Social Support and Achieving Breastfeeding Goals
Both received support and perceived support for breastfeeding predict breastfeeding success (Mitra et al., 2004).
Several typologies exist for classifying social support. House (1981) classifies support into four categories: emotional, informational, instrumental, and appraisal support. Cutrona and Suhr (1992) identify the following five dimensions of support, several of which overlap with the support categories described by House (1981): informational, emotional, esteem, tangible, and network. The table below describes these categories of support and examples of seeking and providing each category for breastfeeding mothers.
Table 1. Types of Social Support and Examples for Breastfeeding
*Peer support groups for breastfeeding offer multiple types of support.
National guidelines for supporting breastfeeding mothers further provide strategies that can be used by individuals supporting breastfeeding mothers to operationalize the dimensions of social support. Early forms of breastfeeding support, for example, include assistance with latching and positioning (i.e. instrumental or tangible support), addressing breastfeeding concerns, and providing counseling on transitioning back to work (i.e. emotional support and informational support) (CDC, 2013). These strategies are supported by systematic reviews examining the social support needs of breastfeeding mothers and breastfeeding outcomes (Britton et al, 2012).

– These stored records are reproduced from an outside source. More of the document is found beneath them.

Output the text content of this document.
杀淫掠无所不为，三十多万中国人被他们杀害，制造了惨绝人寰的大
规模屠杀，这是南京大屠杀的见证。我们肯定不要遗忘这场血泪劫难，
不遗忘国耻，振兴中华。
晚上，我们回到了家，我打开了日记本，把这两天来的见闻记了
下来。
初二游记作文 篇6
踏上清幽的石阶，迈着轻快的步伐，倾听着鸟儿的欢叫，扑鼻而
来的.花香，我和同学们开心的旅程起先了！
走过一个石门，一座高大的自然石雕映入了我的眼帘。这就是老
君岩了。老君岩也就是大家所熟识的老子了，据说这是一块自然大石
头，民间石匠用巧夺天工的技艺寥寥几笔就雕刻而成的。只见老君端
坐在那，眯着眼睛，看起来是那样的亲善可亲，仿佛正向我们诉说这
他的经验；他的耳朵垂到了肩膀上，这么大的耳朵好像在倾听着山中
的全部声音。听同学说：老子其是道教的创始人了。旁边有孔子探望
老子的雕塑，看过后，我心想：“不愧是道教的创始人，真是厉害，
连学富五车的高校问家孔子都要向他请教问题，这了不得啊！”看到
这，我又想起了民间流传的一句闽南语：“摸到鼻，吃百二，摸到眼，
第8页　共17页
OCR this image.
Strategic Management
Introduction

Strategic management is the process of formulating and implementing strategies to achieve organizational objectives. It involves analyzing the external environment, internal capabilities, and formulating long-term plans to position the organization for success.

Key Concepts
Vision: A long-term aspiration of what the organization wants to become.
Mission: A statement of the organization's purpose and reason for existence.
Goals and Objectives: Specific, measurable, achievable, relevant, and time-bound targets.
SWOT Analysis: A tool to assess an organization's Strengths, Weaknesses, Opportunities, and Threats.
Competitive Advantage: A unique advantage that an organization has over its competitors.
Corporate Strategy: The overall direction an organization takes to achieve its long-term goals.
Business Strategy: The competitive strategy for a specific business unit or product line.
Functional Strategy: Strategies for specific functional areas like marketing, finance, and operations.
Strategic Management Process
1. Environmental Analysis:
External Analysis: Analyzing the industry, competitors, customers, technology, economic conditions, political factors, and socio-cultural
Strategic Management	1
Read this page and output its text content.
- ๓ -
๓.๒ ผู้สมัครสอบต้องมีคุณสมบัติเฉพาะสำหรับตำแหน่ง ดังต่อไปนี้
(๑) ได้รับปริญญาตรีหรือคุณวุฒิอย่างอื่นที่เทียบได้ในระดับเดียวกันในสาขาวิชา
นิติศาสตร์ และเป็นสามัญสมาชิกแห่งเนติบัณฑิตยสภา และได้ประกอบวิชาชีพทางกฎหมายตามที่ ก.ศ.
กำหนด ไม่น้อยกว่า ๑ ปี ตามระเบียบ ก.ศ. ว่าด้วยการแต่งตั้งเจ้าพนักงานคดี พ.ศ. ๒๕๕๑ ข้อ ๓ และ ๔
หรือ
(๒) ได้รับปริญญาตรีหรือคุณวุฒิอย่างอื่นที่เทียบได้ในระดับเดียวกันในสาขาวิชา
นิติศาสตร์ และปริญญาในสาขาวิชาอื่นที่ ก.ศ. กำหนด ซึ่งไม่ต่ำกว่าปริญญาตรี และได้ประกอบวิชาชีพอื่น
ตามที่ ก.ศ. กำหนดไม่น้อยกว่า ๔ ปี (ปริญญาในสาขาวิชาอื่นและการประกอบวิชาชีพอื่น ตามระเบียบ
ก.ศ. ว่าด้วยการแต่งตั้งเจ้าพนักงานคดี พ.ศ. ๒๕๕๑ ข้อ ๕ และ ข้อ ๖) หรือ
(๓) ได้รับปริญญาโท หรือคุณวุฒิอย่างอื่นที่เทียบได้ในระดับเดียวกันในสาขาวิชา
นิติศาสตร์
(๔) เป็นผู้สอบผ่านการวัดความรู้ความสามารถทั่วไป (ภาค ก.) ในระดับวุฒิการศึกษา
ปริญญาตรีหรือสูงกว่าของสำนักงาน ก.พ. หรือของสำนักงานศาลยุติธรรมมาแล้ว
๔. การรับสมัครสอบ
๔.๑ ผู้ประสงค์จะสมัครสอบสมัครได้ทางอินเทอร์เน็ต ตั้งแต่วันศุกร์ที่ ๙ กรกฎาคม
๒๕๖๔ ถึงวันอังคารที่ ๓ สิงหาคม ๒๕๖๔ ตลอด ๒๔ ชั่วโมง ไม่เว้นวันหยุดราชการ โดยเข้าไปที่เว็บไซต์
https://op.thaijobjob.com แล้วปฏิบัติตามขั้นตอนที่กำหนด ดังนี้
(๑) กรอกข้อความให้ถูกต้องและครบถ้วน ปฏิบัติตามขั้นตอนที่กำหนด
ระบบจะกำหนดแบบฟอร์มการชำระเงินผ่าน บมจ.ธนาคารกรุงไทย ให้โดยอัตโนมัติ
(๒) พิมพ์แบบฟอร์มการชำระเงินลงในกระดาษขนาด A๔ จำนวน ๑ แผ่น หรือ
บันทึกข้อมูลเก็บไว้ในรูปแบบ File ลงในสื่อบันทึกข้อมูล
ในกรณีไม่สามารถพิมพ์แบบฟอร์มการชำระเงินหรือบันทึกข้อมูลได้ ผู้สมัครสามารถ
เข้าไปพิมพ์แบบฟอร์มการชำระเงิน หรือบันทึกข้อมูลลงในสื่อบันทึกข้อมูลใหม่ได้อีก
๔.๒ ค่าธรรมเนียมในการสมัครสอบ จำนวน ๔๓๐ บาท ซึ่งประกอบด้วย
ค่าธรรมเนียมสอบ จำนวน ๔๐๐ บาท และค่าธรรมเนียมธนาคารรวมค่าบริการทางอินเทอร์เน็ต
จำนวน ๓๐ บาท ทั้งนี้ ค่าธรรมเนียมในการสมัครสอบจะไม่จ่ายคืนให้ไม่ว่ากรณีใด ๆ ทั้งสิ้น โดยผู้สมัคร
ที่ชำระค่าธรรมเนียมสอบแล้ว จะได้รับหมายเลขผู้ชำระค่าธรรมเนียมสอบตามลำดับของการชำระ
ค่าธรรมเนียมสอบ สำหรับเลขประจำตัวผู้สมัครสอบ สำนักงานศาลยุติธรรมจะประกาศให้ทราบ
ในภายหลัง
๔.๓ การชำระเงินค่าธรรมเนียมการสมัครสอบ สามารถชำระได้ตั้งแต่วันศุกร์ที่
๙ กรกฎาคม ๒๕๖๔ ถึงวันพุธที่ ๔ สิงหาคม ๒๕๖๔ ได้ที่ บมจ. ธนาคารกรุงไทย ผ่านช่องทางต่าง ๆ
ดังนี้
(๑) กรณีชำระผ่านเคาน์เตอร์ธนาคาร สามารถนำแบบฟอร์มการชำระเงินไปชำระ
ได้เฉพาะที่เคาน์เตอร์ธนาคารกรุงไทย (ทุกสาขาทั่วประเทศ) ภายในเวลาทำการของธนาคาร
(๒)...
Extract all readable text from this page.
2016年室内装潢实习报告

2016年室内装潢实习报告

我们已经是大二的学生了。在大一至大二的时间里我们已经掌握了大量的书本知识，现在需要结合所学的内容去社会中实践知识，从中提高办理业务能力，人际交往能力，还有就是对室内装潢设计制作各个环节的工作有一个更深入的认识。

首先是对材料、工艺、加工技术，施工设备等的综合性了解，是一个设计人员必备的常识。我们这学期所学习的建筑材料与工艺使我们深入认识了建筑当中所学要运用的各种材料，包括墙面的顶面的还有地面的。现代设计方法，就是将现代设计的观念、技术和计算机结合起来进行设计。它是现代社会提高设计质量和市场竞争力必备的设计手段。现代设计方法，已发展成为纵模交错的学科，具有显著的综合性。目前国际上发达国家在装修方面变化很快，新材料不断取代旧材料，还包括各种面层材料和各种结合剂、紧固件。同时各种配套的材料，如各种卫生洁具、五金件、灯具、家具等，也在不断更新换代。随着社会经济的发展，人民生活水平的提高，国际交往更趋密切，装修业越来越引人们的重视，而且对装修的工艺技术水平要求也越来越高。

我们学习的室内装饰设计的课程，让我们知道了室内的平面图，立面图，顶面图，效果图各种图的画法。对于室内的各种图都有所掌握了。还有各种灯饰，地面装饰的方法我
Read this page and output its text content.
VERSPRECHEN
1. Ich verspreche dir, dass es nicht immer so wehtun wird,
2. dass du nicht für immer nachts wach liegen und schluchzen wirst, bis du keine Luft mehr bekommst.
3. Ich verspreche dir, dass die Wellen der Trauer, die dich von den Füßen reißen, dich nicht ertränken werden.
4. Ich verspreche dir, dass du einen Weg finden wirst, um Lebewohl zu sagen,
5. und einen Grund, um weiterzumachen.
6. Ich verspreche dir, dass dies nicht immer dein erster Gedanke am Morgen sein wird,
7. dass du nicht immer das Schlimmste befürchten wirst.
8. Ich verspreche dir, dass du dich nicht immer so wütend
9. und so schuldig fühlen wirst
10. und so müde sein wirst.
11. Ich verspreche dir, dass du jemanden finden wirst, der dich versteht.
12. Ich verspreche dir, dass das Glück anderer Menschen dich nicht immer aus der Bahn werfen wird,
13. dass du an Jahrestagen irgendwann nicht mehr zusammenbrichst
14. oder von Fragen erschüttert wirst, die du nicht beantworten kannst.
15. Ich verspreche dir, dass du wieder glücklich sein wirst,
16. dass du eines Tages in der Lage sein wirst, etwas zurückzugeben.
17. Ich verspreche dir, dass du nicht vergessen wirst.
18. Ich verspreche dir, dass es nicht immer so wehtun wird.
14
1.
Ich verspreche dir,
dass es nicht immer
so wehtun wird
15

In addition, several studies provide evidence for the effectiveness of peers in delivering breastfeeding support for African American mothers (Dennis et al. 2002; Renfrew et al., 2012). Peers can be an invaluable source for providing support within each category of support. For example, Dennis et al. (2002) define peer support as support that incorporates informational, appraisal, and emotional assistance and is delivered by volunteers outside of the recipient’s immediate social network or family. African American mothers may experience less breastfeeding counseling and support from healthcare providers, which further underscores the importance of having peers to encourage breastfeeding (Johnson et al., 2015).
Support is a multidimensional construct. Breastfeeding support needs are different for each mother and throughout your breastfeeding journey, the type(s) of support needed may evolve. Understanding your support needs and where to find help (e.g. a supportive network of family and peers, lactation support professionals) will provide a strong foundation for achieving your breastfeeding goals.
1. Britton, C., McCormick, F., Renfrew, M., Wade, A., & King, S. (2012). Support for breastfeeding mothers. Cochrane Database Systems Review, (1). Cd001141.
2. CDC. (2013). Strategies to prevent obesity and other chronic diseases: The CDC guide to strategies to support breastfeeding mothers and babies.
3. Cutrona, C. & Suhr, J.(1992). Controllability of stressful events and satisfaction with spouse support behaviors. Communication Research, 19, 154-174.
4. Dennis, C., Hodnett, E., Gallop, R., & Chalmers, B. (2002). The effect of peer support on breast-feeding duration among primiparous women: A randomized controlled trial. Canadian Medical Association Journal, 166(1), 21-28. Retrieved from http://proxy-remote.galib.uga.edu/login?url=http://search.ebscohost.com/login.aspx?direct=true&db=mnh&AN=11800243&site=eds-live
5. House, J. S. (1981). Work Stress and Social Support. Reading, Mass: Addison-Wesley.
6. Johnson, A., Kirk, R., Rosenblum, K. L., & Muzik, M. (2015). Enhancing breastfeeding ratesamong African American women: A systematic review of current psychosocial interventions. Breastfeeding Medicine, 10(1), 45-62. doi:10.1089/bfm.2014.0023
7. Mitra, A., Khoury, A., Hinton, A., & Carothers, C. (2004). Predictors of breastfeeding intention in low-income women. Maternal and Child Health Journal, 8(2), 65-70.
8. Renfrew, M., McCormick, F., Wade, A., Quinn, B., & Dowswell, T. (2012). Support for healthy breastfeeding mothers with healthy term babies. Cochrane Database Systems.